Our client was under Voluntary Departure status since January, 1993 when she retained our office. Married to a United States Citizen so we filed I-130 on January 24, 1994 and it was approved by LN on February 28, 1994. She must have left the country and re-entered US on April 7, 1993 with visitor’s visa. She could not adjust because she must have been under J-1 status at some point in time. No objection J-1 waiver denial recommendation was issued on 12/3/01. Between 12/01 to 8/03, our office must have either filed MTR on the no objection denial or J-1 waiver based on hardship. On 7/6/04, J-1 waiver was approved. We filed I-485/765 in 6/05 and PR approved on 3/6/06.
Our office was retained to assist our client in continuing his fellowship program. His permission to remain in the US ended on June 30, 2005. He was not being permitted to continue his program because he had previously been granted a waiver of the two year home residency requirement that is applicable to J-1 physicians. Although he never complied with the waiver since he did not start with the contracting employer, he was ineligible to receive a new DS-2019 to continue his fellowship due to the grant of his waiver. Before he retained our office, he had tried unsuccessfully to have the waiver revoked for almost one year. Despite his repeated requests, he was not permitted to withdraw his previously granted waiver. As June 30, 2005 approached, our office determined that the only possibility that our client had to continue his fellowship would be to file a writ of mandamus in the United States District Court asking the Court to compel CIS to allow our client to withdraw his waiver. Our client would be forced to depart the United States on July 31, 2005 if his waiver was not revoked (there is a 30 day grace period for those who are on J-1 visas once their authorized stay in their program expires. We filed a Writ of Mandamus and a Motion for an Emergency Hearing with the United States District Court for the Western District of Pennsylvania. The Court granted the request for an emergency hearing. Approximately ten minutes after the hearing was supposed to begin, the parties received a fax from US CIS stating that our client would be permitted to withdraw his previously granted waiver. This allowed him to begin his fellowship. Scott Bratton handled the federal court litigation. Lori Pinjuh and Susan Saliba also provided assistance in this matter.

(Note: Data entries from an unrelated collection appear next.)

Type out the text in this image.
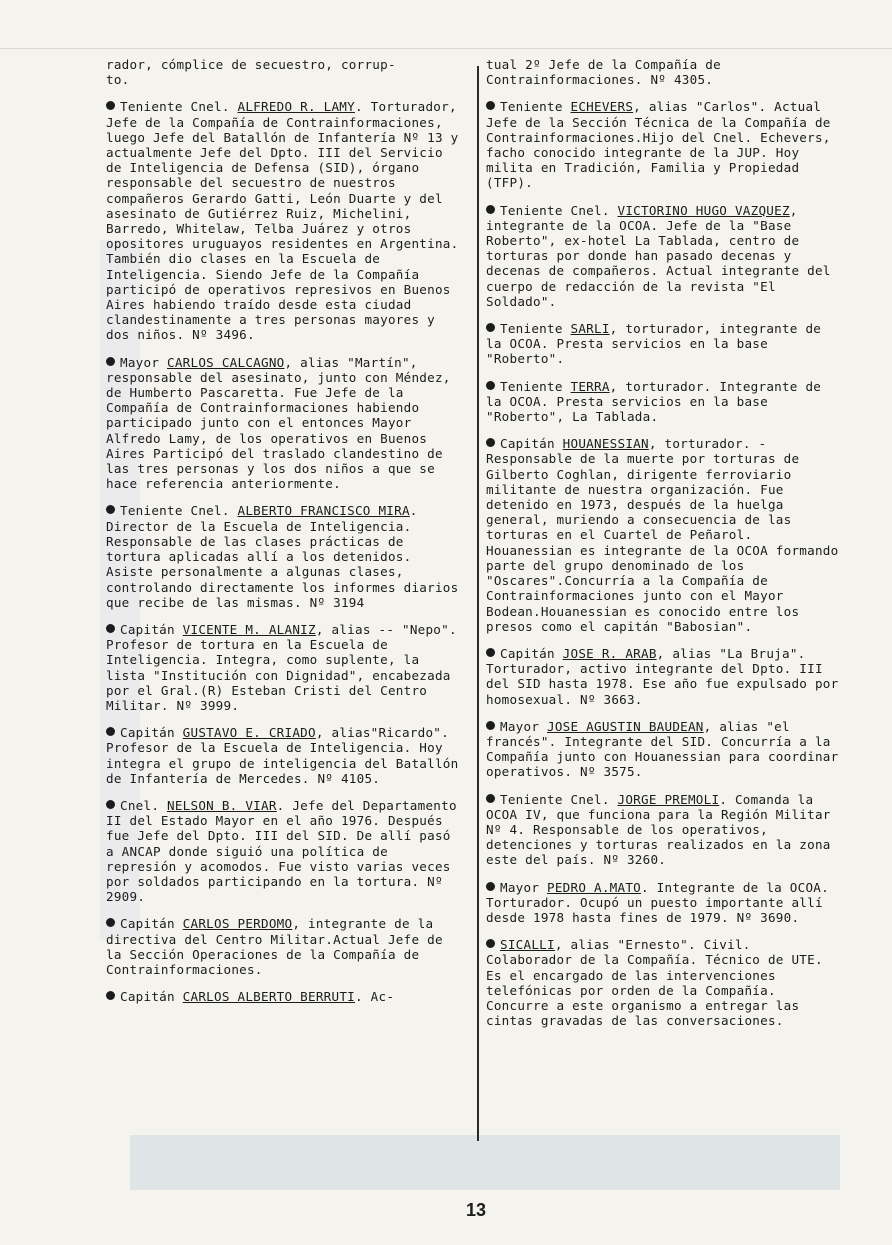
rador, cómplice de secuestro, corrup-
to.

Teniente Cnel. ALFREDO R. LAMY. Torturador, Jefe de la Compañía de Contrainformaciones, luego Jefe del Batallón de Infantería Nº 13 y actualmente Jefe del Dpto. III del Servicio de Inteligencia de Defensa (SID), órgano responsable del secuestro de nuestros compañeros Gerardo Gatti, León Duarte y del asesinato de Gutiérrez Ruiz, Michelini, Barredo, Whitelaw, Telba Juárez y otros opositores uruguayos residentes en Argentina.

También dio clases en la Escuela de Inteligencia. Siendo Jefe de la Compañía participó de operativos represivos en Buenos Aires habiendo traído desde esta ciudad clandestinamente a tres personas mayores y dos niños. Nº 3496.

Mayor CARLOS CALCAGNO, alias "Martín", responsable del asesinato, junto con Méndez, de Humberto Pascaretta. Fue Jefe de la Compañía de Contrainformaciones habiendo participado junto con el entonces Mayor Alfredo Lamy, de los operativos en Buenos Aires Participó del traslado clandestino de las tres personas y los dos niños a que se hace referencia anteriormente.

Teniente Cnel. ALBERTO FRANCISCO MIRA. Director de la Escuela de Inteligencia. Responsable de las clases prácticas de tortura aplicadas allí a los detenidos. Asiste personalmente a algunas clases, controlando directamente los informes diarios que recibe de las mismas. Nº 3194

Capitán VICENTE M. ALANIZ, alias -- "Nepo". Profesor de tortura en la Escuela de Inteligencia. Integra, como suplente, la lista "Institución con Dignidad", encabezada por el Gral.(R) Esteban Cristi del Centro Militar. Nº 3999.

Capitán GUSTAVO E. CRIADO, alias"Ricardo". Profesor de la Escuela de Inteligencia. Hoy integra el grupo de inteligencia del Batallón de Infantería de Mercedes. Nº 4105.

Cnel. NELSON B. VIAR. Jefe del Departamento II del Estado Mayor en el año 1976. Después fue Jefe del Dpto. III del SID. De allí pasó a ANCAP donde siguió una política de represión y acomodos. Fue visto varias veces por soldados participando en la tortura. Nº 2909.

Capitán CARLOS PERDOMO, integrante de la directiva del Centro Militar.Actual Jefe de la Sección Operaciones de la Compañía de Contrainformaciones.

Capitán CARLOS ALBERTO BERRUTI. Ac-

tual 2º Jefe de la Compañía de Contrainformaciones. Nº 4305.

Teniente ECHEVERS, alias "Carlos". Actual Jefe de la Sección Técnica de la Compañía de Contrainformaciones.Hijo del Cnel. Echevers, facho conocido integrante de la JUP. Hoy milita en Tradición, Familia y Propiedad (TFP).

Teniente Cnel. VICTORINO HUGO VAZQUEZ, integrante de la OCOA. Jefe de la "Base Roberto", ex-hotel La Tablada, centro de torturas por donde han pasado decenas y decenas de compañeros. Actual integrante del cuerpo de redacción de la revista "El Soldado".

Teniente SARLI, torturador, integrante de la OCOA. Presta servicios en la base "Roberto".

Teniente TERRA, torturador. Integrante de la OCOA. Presta servicios en la base "Roberto", La Tablada.

Capitán HOUANESSIAN, torturador. - Responsable de la muerte por torturas de Gilberto Coghlan, dirigente ferroviario militante de nuestra organización. Fue detenido en 1973, después de la huelga general, muriendo a consecuencia de las torturas en el Cuartel de Peñarol. Houanessian es integrante de la OCOA formando parte del grupo denominado de los "Oscares".Concurría a la Compañía de Contrainformaciones junto con el Mayor Bodean.Houanessian es conocido entre los presos como el capitán "Babosian".

Capitán JOSE R. ARAB, alias "La Bruja". Torturador, activo integrante del Dpto. III del SID hasta 1978. Ese año fue expulsado por homosexual. Nº 3663.

Mayor JOSE AGUSTIN BAUDEAN, alias "el francés". Integrante del SID. Concurría a la Compañía junto con Houanessian para coordinar operativos. Nº 3575.

Teniente Cnel. JORGE PREMOLI. Comanda la OCOA IV, que funciona para la Región Militar Nº 4. Responsable de los operativos, detenciones y torturas realizados en la zona este del país. Nº 3260.

Mayor PEDRO A.MATO. Integrante de la OCOA. Torturador. Ocupó un puesto importante allí desde 1978 hasta fines de 1979. Nº 3690.

SICALLI, alias "Ernesto". Civil. Colaborador de la Compañía. Técnico de UTE. Es el encargado de las intervenciones telefónicas por orden de la Compañía. Concurre a este organismo a entregar las cintas gravadas de las conversaciones.

13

The client retained our office for filing a J-1 Hardship Waiver based on his U.S. citizen children. As a physician specializing in dermatopathology, the client worked for a private medical practice. We quickly prepared and sent out the J-1 application by March 11, 2005. Because the process usually takes over a year to review such applications, we were pleased to receive a notice of approval from the State Department on May 23, 2005. The review process had taken barely more than two months.

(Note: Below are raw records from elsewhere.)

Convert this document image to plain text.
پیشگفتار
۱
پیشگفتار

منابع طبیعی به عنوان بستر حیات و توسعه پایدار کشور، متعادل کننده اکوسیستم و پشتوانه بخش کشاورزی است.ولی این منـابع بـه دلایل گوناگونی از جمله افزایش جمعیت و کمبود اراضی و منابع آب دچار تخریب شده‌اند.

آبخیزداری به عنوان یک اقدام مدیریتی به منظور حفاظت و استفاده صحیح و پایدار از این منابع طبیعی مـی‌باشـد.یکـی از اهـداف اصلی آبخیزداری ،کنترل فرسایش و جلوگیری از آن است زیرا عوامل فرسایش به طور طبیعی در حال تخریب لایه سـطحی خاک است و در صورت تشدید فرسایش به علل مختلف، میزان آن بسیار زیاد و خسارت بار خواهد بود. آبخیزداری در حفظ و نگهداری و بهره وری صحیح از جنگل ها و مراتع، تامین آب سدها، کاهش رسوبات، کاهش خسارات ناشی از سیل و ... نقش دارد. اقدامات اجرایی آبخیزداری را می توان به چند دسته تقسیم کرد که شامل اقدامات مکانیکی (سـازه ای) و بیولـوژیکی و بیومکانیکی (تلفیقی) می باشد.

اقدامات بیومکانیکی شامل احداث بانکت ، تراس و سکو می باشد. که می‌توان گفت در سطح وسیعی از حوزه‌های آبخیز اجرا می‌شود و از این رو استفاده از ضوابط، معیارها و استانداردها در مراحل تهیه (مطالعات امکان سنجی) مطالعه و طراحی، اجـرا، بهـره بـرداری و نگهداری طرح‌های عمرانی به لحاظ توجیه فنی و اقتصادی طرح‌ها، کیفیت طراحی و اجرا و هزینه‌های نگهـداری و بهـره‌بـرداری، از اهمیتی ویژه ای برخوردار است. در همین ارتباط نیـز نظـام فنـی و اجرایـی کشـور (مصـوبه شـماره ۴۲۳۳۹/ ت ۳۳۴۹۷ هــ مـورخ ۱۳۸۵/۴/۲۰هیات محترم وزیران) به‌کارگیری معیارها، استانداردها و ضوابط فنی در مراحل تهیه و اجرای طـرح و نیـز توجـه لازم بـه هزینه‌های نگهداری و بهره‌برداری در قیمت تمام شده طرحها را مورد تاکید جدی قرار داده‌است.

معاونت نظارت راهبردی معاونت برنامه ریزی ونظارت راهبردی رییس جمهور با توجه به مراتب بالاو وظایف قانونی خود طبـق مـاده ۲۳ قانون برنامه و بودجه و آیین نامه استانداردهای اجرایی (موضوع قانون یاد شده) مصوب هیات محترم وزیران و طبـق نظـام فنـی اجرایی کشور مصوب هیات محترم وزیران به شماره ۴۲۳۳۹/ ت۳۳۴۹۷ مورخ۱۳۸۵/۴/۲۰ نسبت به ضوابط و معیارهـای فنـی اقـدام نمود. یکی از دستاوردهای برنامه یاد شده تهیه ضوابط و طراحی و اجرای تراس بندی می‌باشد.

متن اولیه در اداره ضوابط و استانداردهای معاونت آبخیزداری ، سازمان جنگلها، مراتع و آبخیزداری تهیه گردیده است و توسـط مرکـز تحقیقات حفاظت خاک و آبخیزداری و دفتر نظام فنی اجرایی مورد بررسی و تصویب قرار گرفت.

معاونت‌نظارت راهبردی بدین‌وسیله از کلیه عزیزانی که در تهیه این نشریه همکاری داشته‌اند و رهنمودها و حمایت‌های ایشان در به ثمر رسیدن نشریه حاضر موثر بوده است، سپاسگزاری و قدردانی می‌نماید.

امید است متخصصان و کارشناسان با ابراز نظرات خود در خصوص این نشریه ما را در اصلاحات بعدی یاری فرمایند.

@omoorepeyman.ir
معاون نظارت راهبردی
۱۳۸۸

Our client filed a naturalization application with US CIS, The application was denied because CIS believed that our client had not fulfilled his 2 year foreign residency requirement as he came to the US on a J-1. CIS also contended that he lacked good moral character, We filed an appeal of the decision (N-336) which was also denied. We then filed a petition for review of the naturalization denial with the United States District Court. After filing the petition with the District Court, CIS reconsidered its decision and granted our client's application for naturalization. Lori Pinjuh and Scott Bratton handled this case for our firm.
A J-1 Waiver of the two-year foreign residency requirement that was receipted by INS on June 12, 2000 was approved June 28, 2000.